Les chiffres qui font l'histoire

La Ford GT40 ne fut pas une voiture produite en série au sens habituel du terme. Elle ne cherchait pas à remplir des showrooms. Sa production totale, toutes versions confondues, s'établit autour de 107 à 133 exemplaires selon les sources et les méthodes de comptage, qui incluent ou excluent les prototypes initiaux numérotés GT/101 à GT/112.

Les performances variaient selon les versions.

La Mk I dans sa configuration de course à 4,7 litres développait environ 350 à 375 chevaux selon les préparations, pour un 0 à 100 km/h inférieur à 5 secondes et une vitesse maximale autour de 275 km/h. Produite à 126 exemplaires de 1964 à 1968 (Mk I racing et Mk I street confondus), elle constituait l'ossature du programme.

La Mk II à 7,0 litres était une autre dimension. Avec 463 à 485 chevaux selon la préparation, elle atteignait 201 mph (324 km/h) sur la ligne droite des Hunaudières en 1966. Seulement sept à huit exemplaires de Mk II furent jamais assemblés. Chacun d'eux est aujourd'hui une pièce de musée d'une valeur inestimable.

La Mk III était la version routière officielle. Construite à seulement sept exemplaires par Ford même (auxquels s'ajoutent les 31 Mk I homologuées route par John Wyer Automotive), elle recevait un 4,7 litres dépoitraillé à 335 chevaux, une boîte courte réinstallée en position centrale, quatre phares et un habitacle légèrement agrandi. Son prix de lancement était de 18 500 dollars, soit environ 2 000 dollars de plus qu'une voiture de course.

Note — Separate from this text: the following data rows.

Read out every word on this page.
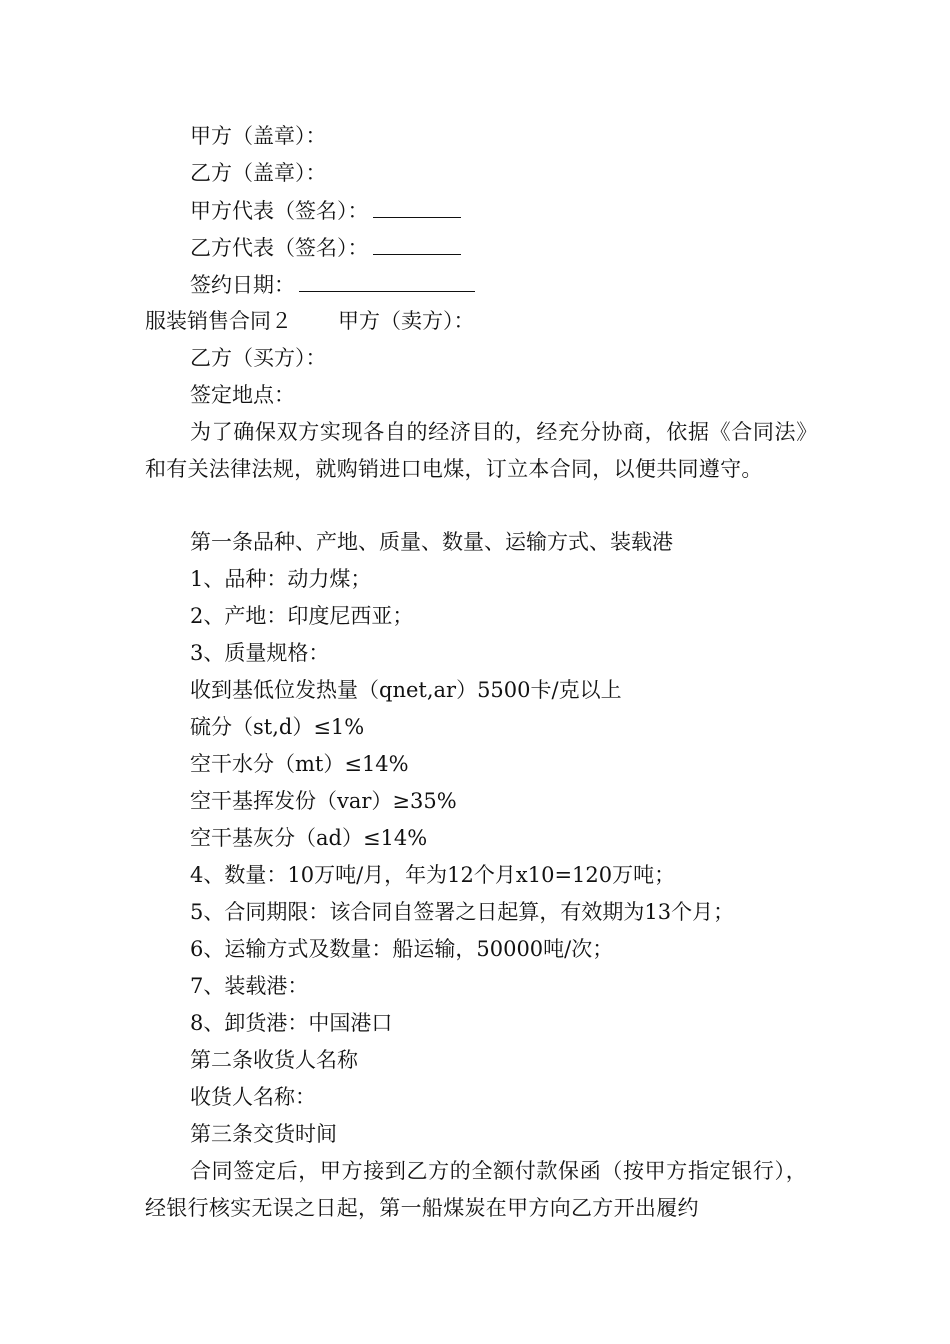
甲方（盖章）：
乙方（盖章）：
甲方代表（签名）：
乙方代表（签名）：
签约日期：
服装销售合同２ 甲方（卖方）：
乙方（买方）：
签定地点：
为了确保双方实现各自的经济目的，经充分协商，依据《合同法》和有关法律法规，就购销进口电煤，订立本合同，以便共同遵守。
第一条品种、产地、质量、数量、运输方式、装载港
1、品种：动力煤；
2、产地：印度尼西亚；
3、质量规格：
收到基低位发热量（qnet,ar）5500卡/克以上
硫分（st,d）≤1%
空干水分（mt）≤14%
空干基挥发份（var）≥35%
空干基灰分（ad）≤14%
4、数量：10万吨/月，年为12个月x10=120万吨；
5、合同期限：该合同自签署之日起算，有效期为13个月；
6、运输方式及数量：船运输，50000吨/次；
7、装载港：
8、卸货港：中国港口
第二条收货人名称
收货人名称：
第三条交货时间
合同签定后，甲方接到乙方的全额付款保函（按甲方指定银行），经银行核实无误之日起，第一船煤炭在甲方向乙方开出履约
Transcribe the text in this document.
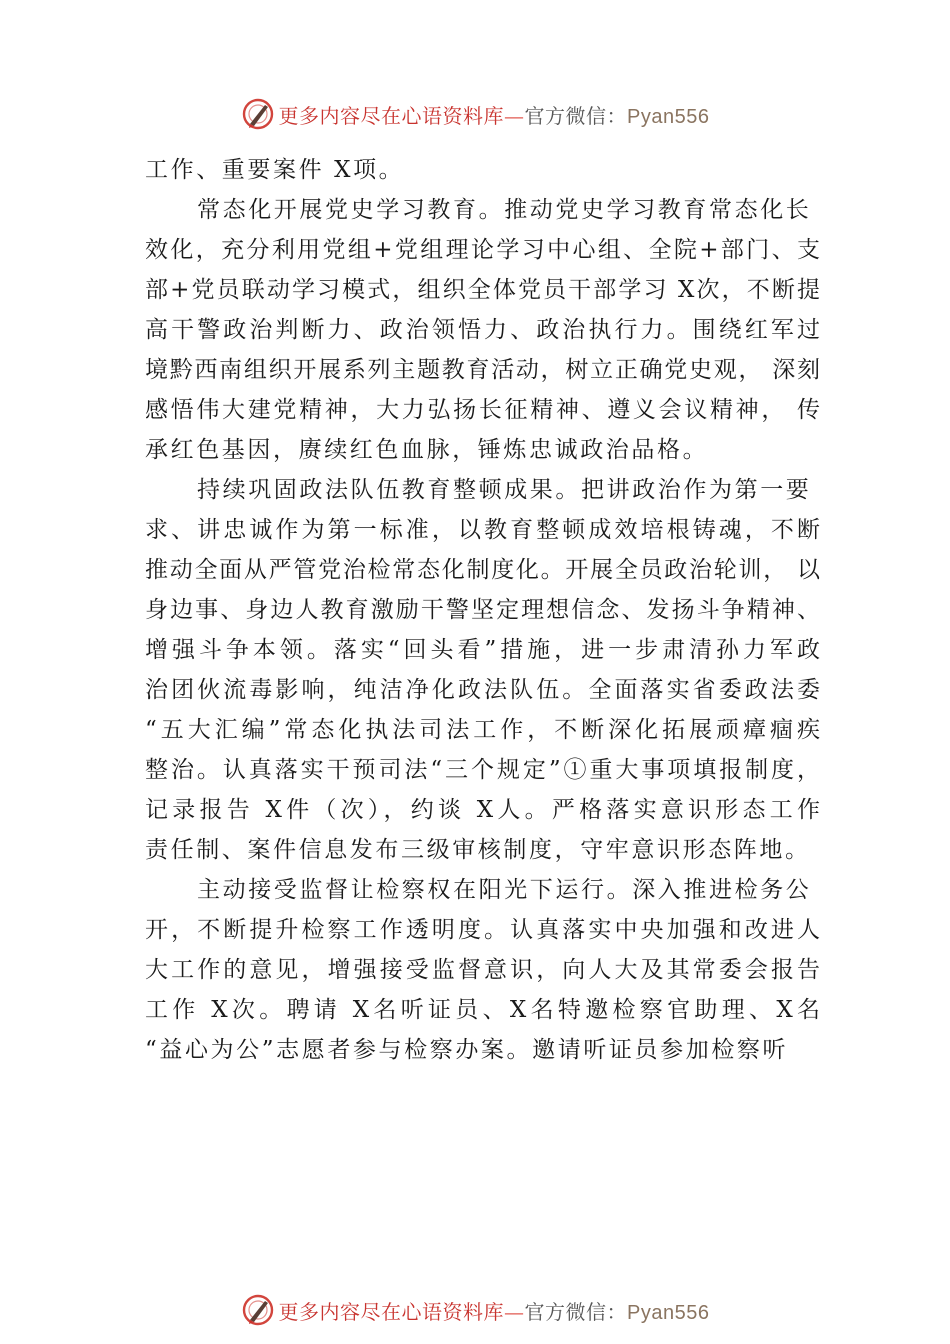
更多内容尽在心语资料库—官方微信：Pyan556
工作、重要案件 X项。
常态化开展党史学习教育。推动党史学习教育常态化长
效化，充分利用党组+党组理论学习中心组、全院+部门、支
部+党员联动学习模式，组织全体党员干部学习 X次，不断提
高干警政治判断力、政治领悟力、政治执行力。围绕红军过
境黔西南组织开展系列主题教育活动，树立正确党史观， 深刻
感悟伟大建党精神，大力弘扬长征精神、遵义会议精神， 传
承红色基因，赓续红色血脉，锤炼忠诚政治品格。
持续巩固政法队伍教育整顿成果。把讲政治作为第一要
求、讲忠诚作为第一标准，以教育整顿成效培根铸魂，不断
推动全面从严管党治检常态化制度化。开展全员政治轮训， 以
身边事、身边人教育激励干警坚定理想信念、发扬斗争精神、
增强斗争本领。落实“回头看”措施，进一步肃清孙力军政
治团伙流毒影响，纯洁净化政法队伍。全面落实省委政法委
“五大汇编”常态化执法司法工作，不断深化拓展顽瘴痼疾
整治。认真落实干预司法“三个规定”①重大事项填报制度，
记录报告 X件（次），约谈 X人。严格落实意识形态工作
责任制、案件信息发布三级审核制度，守牢意识形态阵地。
主动接受监督让检察权在阳光下运行。深入推进检务公
开，不断提升检察工作透明度。认真落实中央加强和改进人
大工作的意见，增强接受监督意识，向人大及其常委会报告
工作 X次。聘请 X名听证员、X名特邀检察官助理、X名
“益心为公”志愿者参与检察办案。邀请听证员参加检察听
更多内容尽在心语资料库—官方微信：Pyan556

Elle était si chère à produire, environ 70 000 dollars par unité, que Ford ne chercha jamais vraiment à en vendre massivement.

La Mk IV, voiture entièrement américaine conçue par Kar Kraft sous la direction d'Ed Hull, disposait d'un châssis en nid d'abeille d'aluminium et du même 7 litres. Douze exemplaires furent construits (châssis J-1 à J-12). Elle dépassa 340 km/h sur les Hunaudières en 1967.

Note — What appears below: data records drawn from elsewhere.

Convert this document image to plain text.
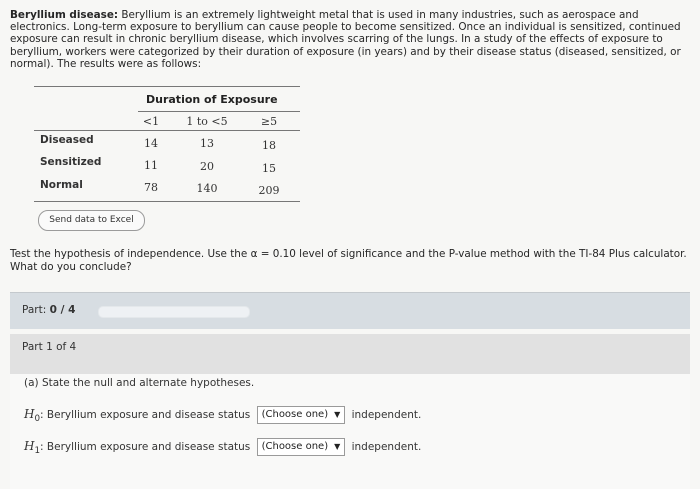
Beryllium disease: Beryllium is an extremely lightweight metal that is used in many industries, such as aerospace and electronics. Long-term exposure to beryllium can cause people to become sensitized. Once an individual is sensitized, continued exposure can result in chronic beryllium disease, which involves scarring of the lungs. In a study of the effects of exposure to beryllium, workers were categorized by their duration of exposure (in years) and by their disease status (diseased, sensitized, or normal). The results were as follows:
Duration of Exposure
<1	1 to <5	≥5
Diseased	14	13	18
Sensitized	11	20	15
Normal	78	140	209
Send data to Excel
Test the hypothesis of independence. Use the α = 0.10 level of significance and the P-value method with the TI-84 Plus calculator.
What do you conclude?
Part: 0 / 4
Part 1 of 4
(a) State the null and alternate hypotheses.
$H_0$: Beryllium exposure and disease status (Choose one) ▼ independent.
$H_1$: Beryllium exposure and disease status (Choose one) ▼ independent.
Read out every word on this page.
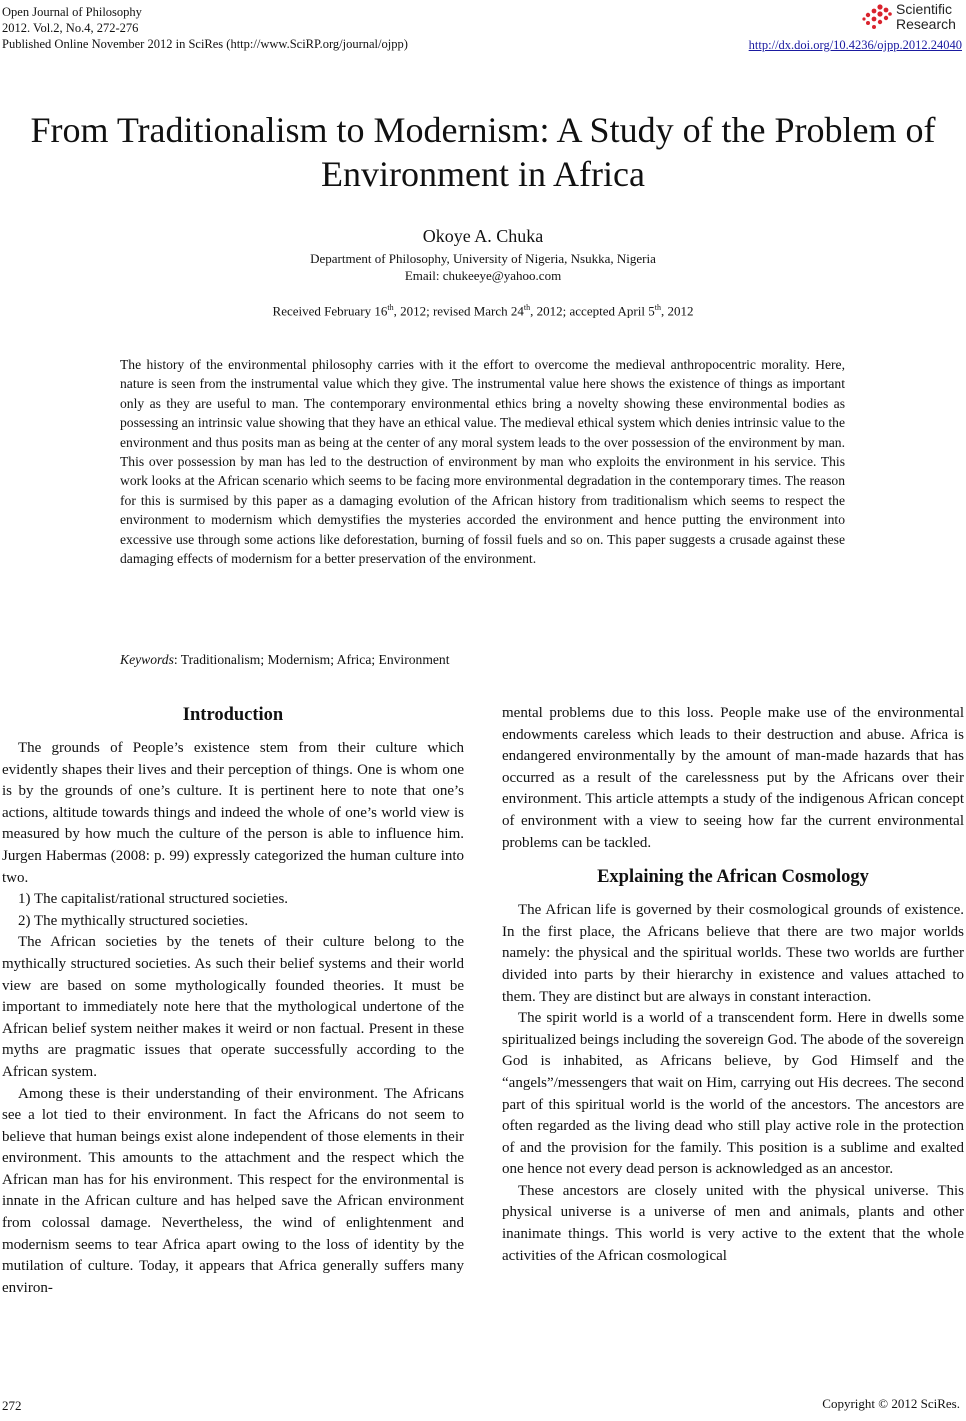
Open Journal of Philosophy
2012. Vol.2, No.4, 272-276
Published Online November 2012 in SciRes (http://www.SciRP.org/journal/ojpp)
Scientific
Research
http://dx.doi.org/10.4236/ojpp.2012.24040
From Traditionalism to Modernism: A Study of the Problem of
Environment in Africa
Okoye A. Chuka
Department of Philosophy, University of Nigeria, Nsukka, Nigeria
Email: chukeeye@yahoo.com
Received February 16th, 2012; revised March 24th, 2012; accepted April 5th, 2012

The history of the environmental philosophy carries with it the effort to overcome the medieval anthropocentric morality. Here, nature is seen from the instrumental value which they give. The instrumental value here shows the existence of things as important only as they are useful to man. The contemporary environmental ethics bring a novelty showing these environmental bodies as possessing an intrinsic value showing that they have an ethical value. The medieval ethical system which denies intrinsic value to the environment and thus posits man as being at the center of any moral system leads to the over possession of the environment by man. This over possession by man has led to the destruction of environment by man who exploits the environment in his service. This work looks at the African scenario which seems to be facing more environmental degradation in the contemporary times. The reason for this is surmised by this paper as a damaging evolution of the African history from traditionalism which seems to respect the environment to modernism which demystifies the mysteries accorded the environment and hence putting the environment into excessive use through some actions like deforestation, burning of fossil fuels and so on. This paper suggests a crusade against these damaging effects of modernism for a better preservation of the environment.

Keywords: Traditionalism; Modernism; Africa; Environment
Introduction

The grounds of People’s existence stem from their culture which evidently shapes their lives and their perception of things. One is whom one is by the grounds of one’s culture. It is pertinent here to note that one’s actions, altitude towards things and indeed the whole of one’s world view is measured by how much the culture of the person is able to influence him. Jurgen Habermas (2008: p. 99) expressly categorized the human culture into two.

1) The capitalist/rational structured societies.
2) The mythically structured societies.

The African societies by the tenets of their culture belong to the mythically structured societies. As such their belief systems and their world view are based on some mythologically founded theories. It must be important to immediately note here that the mythological undertone of the African belief system neither makes it weird or non factual. Present in these myths are pragmatic issues that operate successfully according to the African system.

Among these is their understanding of their environment. The Africans see a lot tied to their environment. In fact the Africans do not seem to believe that human beings exist alone independent of those elements in their environment. This amounts to the attachment and the respect which the African man has for his environment. This respect for the environmental is innate in the African culture and has helped save the African environment from colossal damage. Nevertheless, the wind of enlightenment and modernism seems to tear Africa apart owing to the loss of identity by the mutilation of culture. Today, it appears that Africa generally suffers many environ-

mental problems due to this loss. People make use of the environmental endowments careless which leads to their destruction and abuse. Africa is endangered environmentally by the amount of man-made hazards that has occurred as a result of the carelessness put by the Africans over their environment. This article attempts a study of the indigenous African concept of environment with a view to seeing how far the current environmental problems can be tackled.

Explaining the African Cosmology

The African life is governed by their cosmological grounds of existence. In the first place, the Africans believe that there are two major worlds namely: the physical and the spiritual worlds. These two worlds are further divided into parts by their hierarchy in existence and values attached to them. They are distinct but are always in constant interaction.

The spirit world is a world of a transcendent form. Here in dwells some spiritualized beings including the sovereign God. The abode of the sovereign God is inhabited, as Africans believe, by God Himself and the “angels”/messengers that wait on Him, carrying out His decrees. The second part of this spiritual world is the world of the ancestors. The ancestors are often regarded as the living dead who still play active role in the protection of and the provision for the family. This position is a sublime and exalted one hence not every dead person is acknowledged as an ancestor.

These ancestors are closely united with the physical universe. This physical universe is a universe of men and animals, plants and other inanimate things. This world is very active to the extent that the whole activities of the African cosmological

272	Copyright © 2012 SciRes.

Le prix de base d'une GT40 de course en 1964 était de 17 000 dollars, soit l'automobile la plus chère jamais vendue par Ford à l'époque.

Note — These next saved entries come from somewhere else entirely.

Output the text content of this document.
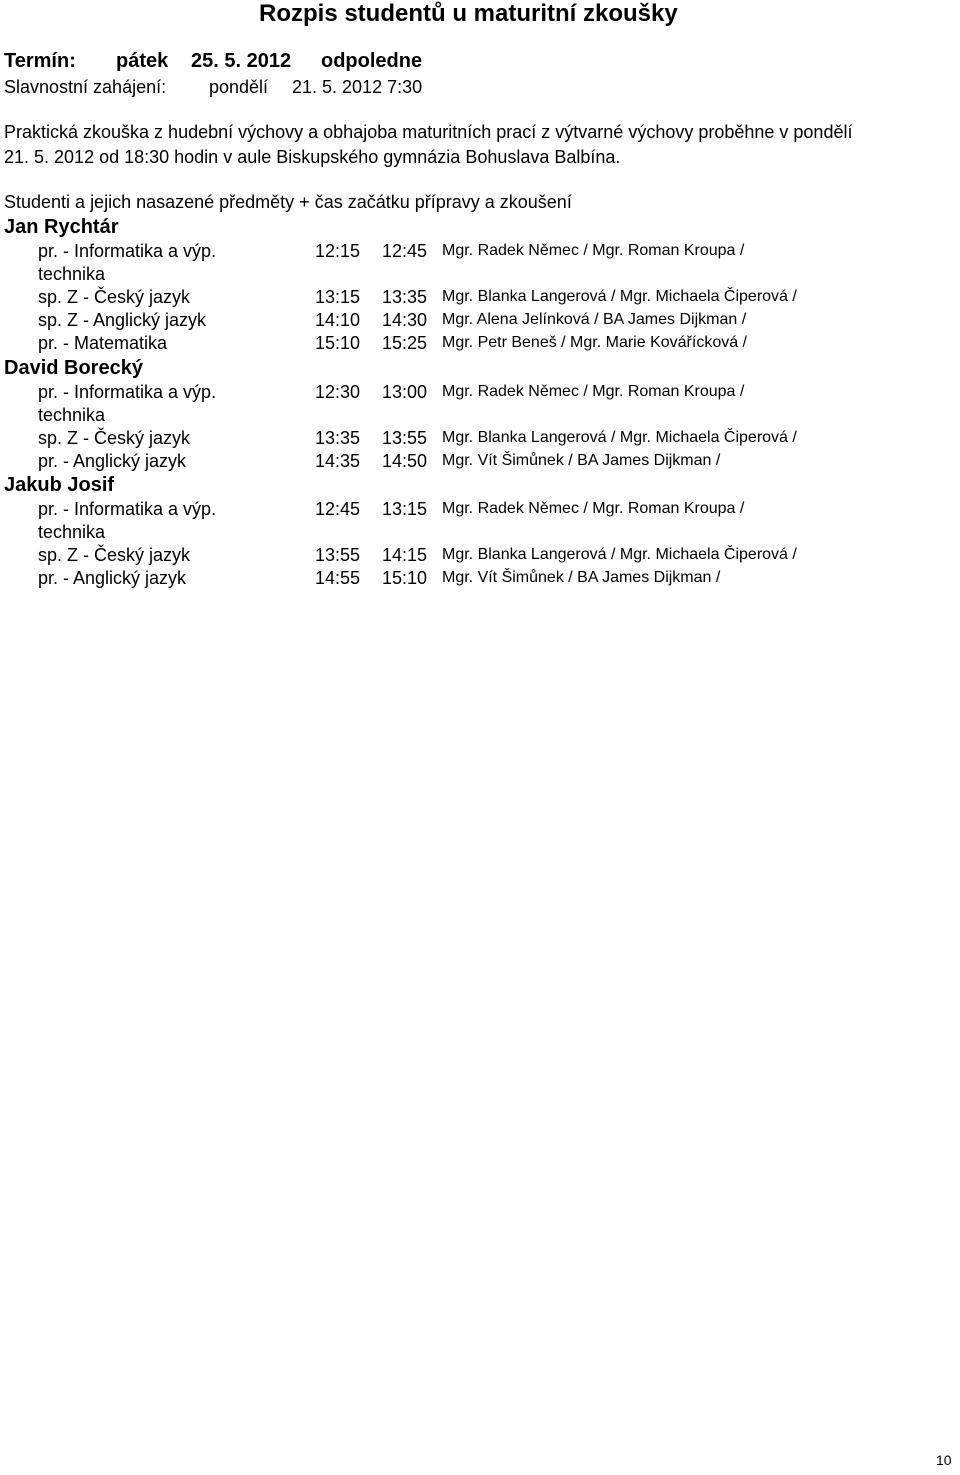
Rozpis studentů u maturitní zkoušky
Termín: pátek 25. 5. 2012 odpoledne
Slavnostní zahájení: pondělí 21. 5. 2012 7:30
Praktická zkouška z hudební výchovy a obhajoba maturitních prací z výtvarné výchovy proběhne v pondělí
21. 5. 2012 od 18:30 hodin v aule Biskupského gymnázia Bohuslava Balbína.
Studenti a jejich nasazené předměty + čas začátku přípravy a zkoušení
Jan Rychtár
pr. - Informatika a výp.	12:15 12:45 Mgr. Radek Němec / Mgr. Roman Kroupa /
technika
sp. Z - Český jazyk	13:15 13:35 Mgr. Blanka Langerová / Mgr. Michaela Čiperová /
sp. Z - Anglický jazyk	14:10 14:30 Mgr. Alena Jelínková / BA James Dijkman /
pr. - Matematika	15:10 15:25 Mgr. Petr Beneš / Mgr. Marie Kovářícková /
David Borecký
pr. - Informatika a výp.	12:30 13:00 Mgr. Radek Němec / Mgr. Roman Kroupa /
technika
sp. Z - Český jazyk	13:35 13:55 Mgr. Blanka Langerová / Mgr. Michaela Čiperová /
pr. - Anglický jazyk	14:35 14:50 Mgr. Vít Šimůnek / BA James Dijkman /
Jakub Josif
pr. - Informatika a výp.	12:45 13:15 Mgr. Radek Němec / Mgr. Roman Kroupa /
technika
sp. Z - Český jazyk	13:55 14:15 Mgr. Blanka Langerová / Mgr. Michaela Čiperová /
pr. - Anglický jazyk	14:55 15:10 Mgr. Vít Šimůnek / BA James Dijkman /
10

Les générations et l'évolution du modèle dans le temps

1964-1965, la Mk I et ses premières douleurs

La Mk I originale à moteur 4,2 litres, puis 4,7 litres, est la fondation. Elle court, elle abandonne, elle apprend. Sa première victoire arrive en janvier 1965 aux 2 000 km de Daytona entre les mains de Carroll Shelby et Ken Miles. Ce n'est pas encore Le Mans, mais c'est un signal. Le châssis est solide. Les moteurs sont capricieux. Les joints de culasse et les boîtes de vitesses posent des problèmes récurrents qui, au Mans 1965, auront raison de toutes les Ford engagées.

Ford GT40 Mk I
Ford GT40 Mk I

1966, la Mk II et la consécration

La Mk II est la voiture qui gagne Le Mans. Sa conception est brutalement simple : prendre le châssis existant de la Mk I, renforcer sa boîte et son groupe motopropulseur, y installer le 427 ci de NASCAR, et faire en sorte que ça tienne vingt-quatre heures. Shelby et Miles s'y attelèrent avec une méthode quasi artisanale, ajustant suspension par suspension, refaisant les réglages que personne n'avait consignés par écrit. Le résultat était un outil taillé pour la vitesse pure et la fiabilité.

Ford GT40 Mk II
Ford GT40 Mk II

1966 marque aussi la naissance du Gulf GT40, du moins en germe. John Wyer, qui avait vendu Ford Advanced Vehicles à Ford pour se consacrer à la compétition pure, continuait à engager des Mk I privées sous bannière JW Automotive. Ce travail en marge du programme officiel allait porter ses fruits les années suivantes.

1967, la Mk IV et l'apogée technique

La Mk IV était la réponse à une question que Ford posait depuis le début : que se passerait-il si on construisait une voiture entièrement nouvelle, sans compromis, avec les technologies les plus avancées disponibles ? Le châssis en nid d'abeille d'aluminium, développé avec le concours de Brunswick Aircraft Corporation, pesait 39 kg. La voiture complète n'atteignait pas 1 200 kg. Sur les Hunaudières en 1967, les Mk IV dépassèrent 340 km/h.

Ford GT40 Mk IV
Ford GT40 Mk IV

Au Mans 1967, la Mk IV de Dan Gurney et A.J. Foyt mena la course d'un bout à l'autre et s'imposa avec quatre tours d'avance sur la Ferrari. Ce fut une humiliation supplémentaire pour Maranello. Gurney et Foyt étaient tous deux des pilotes américains. Ford, marque américaine, avec des pilotes américains, venait de gagner sa deuxième victoire au Mans sur la piste la plus exigeante du monde.

Puis Ford annonça qu'il se retirait du programme officiel.

1968-1969, la résurrection Gulf et le dernier souffle

La FIA modifia le règlement pour 1968. Les prototypes furent limités à 3 litres, les voitures de production à 5 litres. Ford abandonna son 7 litres, qui ne rentrait plus dans aucune catégorie viable. Mais John Wyer, avec ses GT40 Mk I privées sous les couleurs bleu ciel et orange de Gulf Oil, n'avait pas dit son dernier mot.

Ford GT40 Gulf
Ford GT40 Gulf

En 1968, John Wyer Automotive engagea deux Mk I dont le 4,7 litres avait été alésé à 4,9 litres, avec de nouvelles culasses Gurney-Eagle développant 410 chevaux. Ferrari boycotta l'épreuve, refusant d'admettre le règlement qui écartait ses prototypes à V12. Les GT40 bleu et orange de Pedro Rodriguez et Lucien Bianchi s'imposèrent. C'était la troisième victoire consécutive pour Ford, la première obtenue par une équipe entièrement privée.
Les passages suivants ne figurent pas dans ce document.